ITS2 is known to be more conserved than ITS1 is. All ITS2 sequences share a common core of secondary structure, while ITS1 structures are only conserved in much smaller taxonomic units. Regardless of the scope of conservation, structure-assisted comparison can provide higher resolution and robustness.
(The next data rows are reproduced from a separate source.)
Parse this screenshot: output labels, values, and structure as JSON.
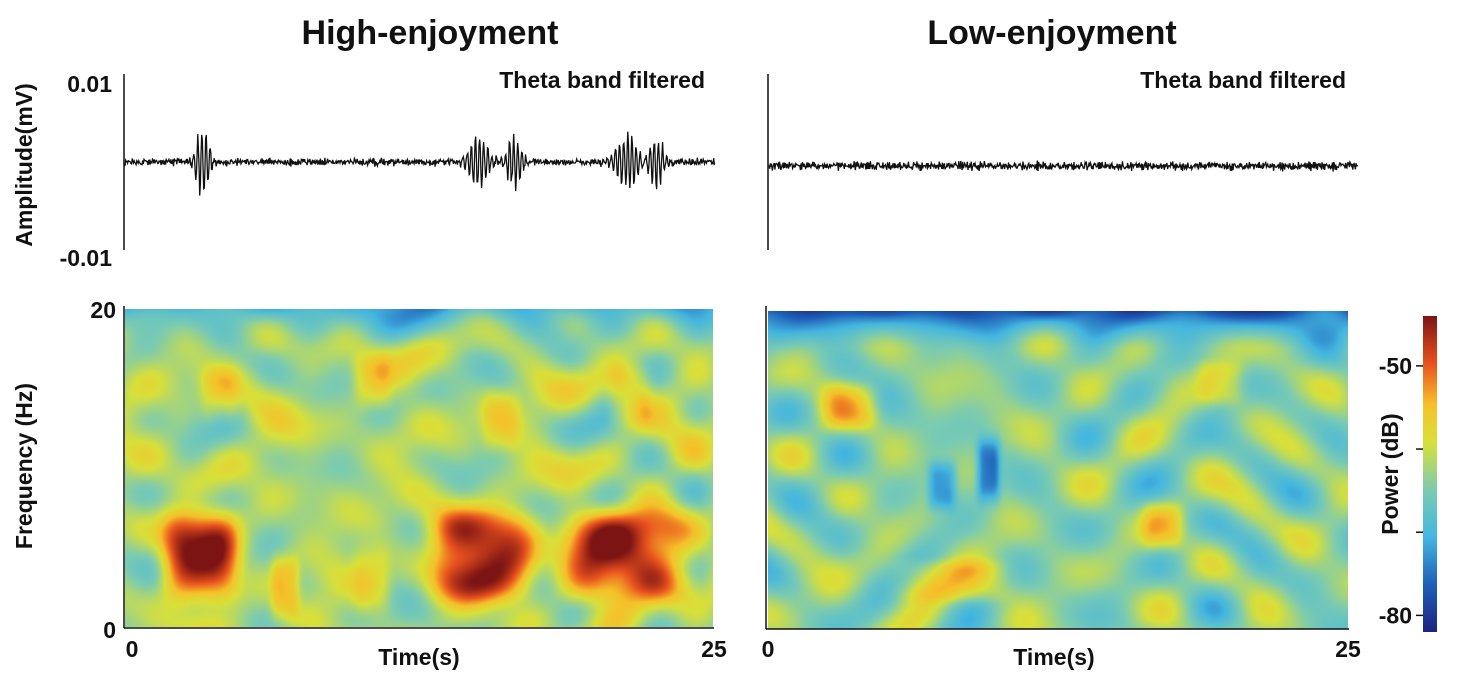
{
  "chart_data": [
    {
      "type": "line",
      "title": "High-enjoyment",
      "annotation": "Theta band filtered",
      "ylabel": "Amplitude(mV)",
      "ylim": [
        -0.01,
        0.01
      ],
      "yticks": [
        "0.01",
        "-0.01"
      ],
      "xlim": [
        0,
        25
      ],
      "noise_amplitude": 0.0006,
      "bursts": [
        {
          "t": 3.3,
          "amplitude": 0.0045,
          "width": 0.35
        },
        {
          "t": 15.0,
          "amplitude": 0.0035,
          "width": 0.5
        },
        {
          "t": 16.5,
          "amplitude": 0.0033,
          "width": 0.4
        },
        {
          "t": 21.3,
          "amplitude": 0.0035,
          "width": 0.6
        },
        {
          "t": 22.5,
          "amplitude": 0.0032,
          "width": 0.45
        }
      ]
    },
    {
      "type": "line",
      "title": "Low-enjoyment",
      "annotation": "Theta band filtered",
      "ylim": [
        -0.01,
        0.01
      ],
      "xlim": [
        0,
        25
      ],
      "noise_amplitude": 0.0007,
      "bursts": []
    },
    {
      "type": "heatmap",
      "panel": "High-enjoyment",
      "ylabel": "Frequency (Hz)",
      "xlabel": "Time(s)",
      "xlim": [
        0,
        25
      ],
      "ylim": [
        0,
        20
      ],
      "xticks": [
        "0",
        "25"
      ],
      "yticks": [
        "20",
        "0"
      ],
      "background_power_db": -62,
      "high_freq_power_db": -70,
      "hotspots": [
        {
          "t": 3.2,
          "f": 4.5,
          "power_db": -46,
          "dt": 1.6,
          "df": 2.8
        },
        {
          "t": 15.2,
          "f": 4.5,
          "power_db": -46,
          "dt": 2.2,
          "df": 2.8
        },
        {
          "t": 21.3,
          "f": 4.5,
          "power_db": -46,
          "dt": 2.6,
          "df": 2.8
        },
        {
          "t": 6.8,
          "f": 2.5,
          "power_db": -55,
          "dt": 0.6,
          "df": 2.0
        },
        {
          "t": 10.5,
          "f": 3.0,
          "power_db": -58,
          "dt": 0.8,
          "df": 2.2
        },
        {
          "t": 4.0,
          "f": 14.5,
          "power_db": -58,
          "dt": 0.8,
          "df": 1.8
        },
        {
          "t": 10.5,
          "f": 15.5,
          "power_db": -58,
          "dt": 0.8,
          "df": 1.8
        },
        {
          "t": 16.0,
          "f": 13.0,
          "power_db": -58,
          "dt": 0.8,
          "df": 2.0
        },
        {
          "t": 21.5,
          "f": 14.5,
          "power_db": -57,
          "dt": 0.9,
          "df": 2.0
        }
      ]
    },
    {
      "type": "heatmap",
      "panel": "Low-enjoyment",
      "xlabel": "Time(s)",
      "xlim": [
        0,
        25
      ],
      "ylim": [
        0,
        20
      ],
      "xticks": [
        "0",
        "25"
      ],
      "background_power_db": -64,
      "high_freq_power_db": -78,
      "hotspots": [
        {
          "t": 3.5,
          "f": 14.0,
          "power_db": -58,
          "dt": 1.2,
          "df": 1.5
        },
        {
          "t": 8.0,
          "f": 3.0,
          "power_db": -58,
          "dt": 2.5,
          "df": 1.3
        },
        {
          "t": 17.0,
          "f": 6.5,
          "power_db": -58,
          "dt": 0.9,
          "df": 1.5
        },
        {
          "t": 19.5,
          "f": 15.5,
          "power_db": -59,
          "dt": 1.0,
          "df": 1.4
        },
        {
          "t": 9.5,
          "f": 10.0,
          "power_db": -75,
          "dt": 0.5,
          "df": 2.0
        },
        {
          "t": 7.5,
          "f": 9.0,
          "power_db": -73,
          "dt": 0.6,
          "df": 1.5
        }
      ]
    },
    {
      "type": "colorbar",
      "label": "Power (dB)",
      "range": [
        -82,
        -44
      ],
      "ticks": [
        "-50",
        "-80"
      ],
      "tick_values": [
        -50,
        -80
      ],
      "minor_tick_values": [
        -60,
        -70
      ]
    }
  ]
}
=== Mycological barcoding ===

The ITS region is the most widely sequenced DNA region in the field of mycology. and has been recommended as the universal fungal barcode sequence. It has typically been most useful for molecular systematics at the species to genus level, and even within species (e.g., to identify landraces). Because of its higher degree of variation than other genic regions of rDNA (for example, small- and large-subunit rRNA), variation among individual rDNA repeats can sometimes be observed within both the ITS and IGS regions. In addition to the universal ITS1+ITS4 primers used by many labs, several taxon-specific primers have been described that allow selective amplification of fungal sequences (e.g., see Gardes & Bruns 1993 paper describing amplification of basidiomycete ITS sequences from mycorrhiza samples). Despite shotgun sequencing and nanopore sequencing methods becoming increasingly utilized in medical microbiology, the low biomass of fungi present in clinical samples makes PCR based barcoding methods preferable.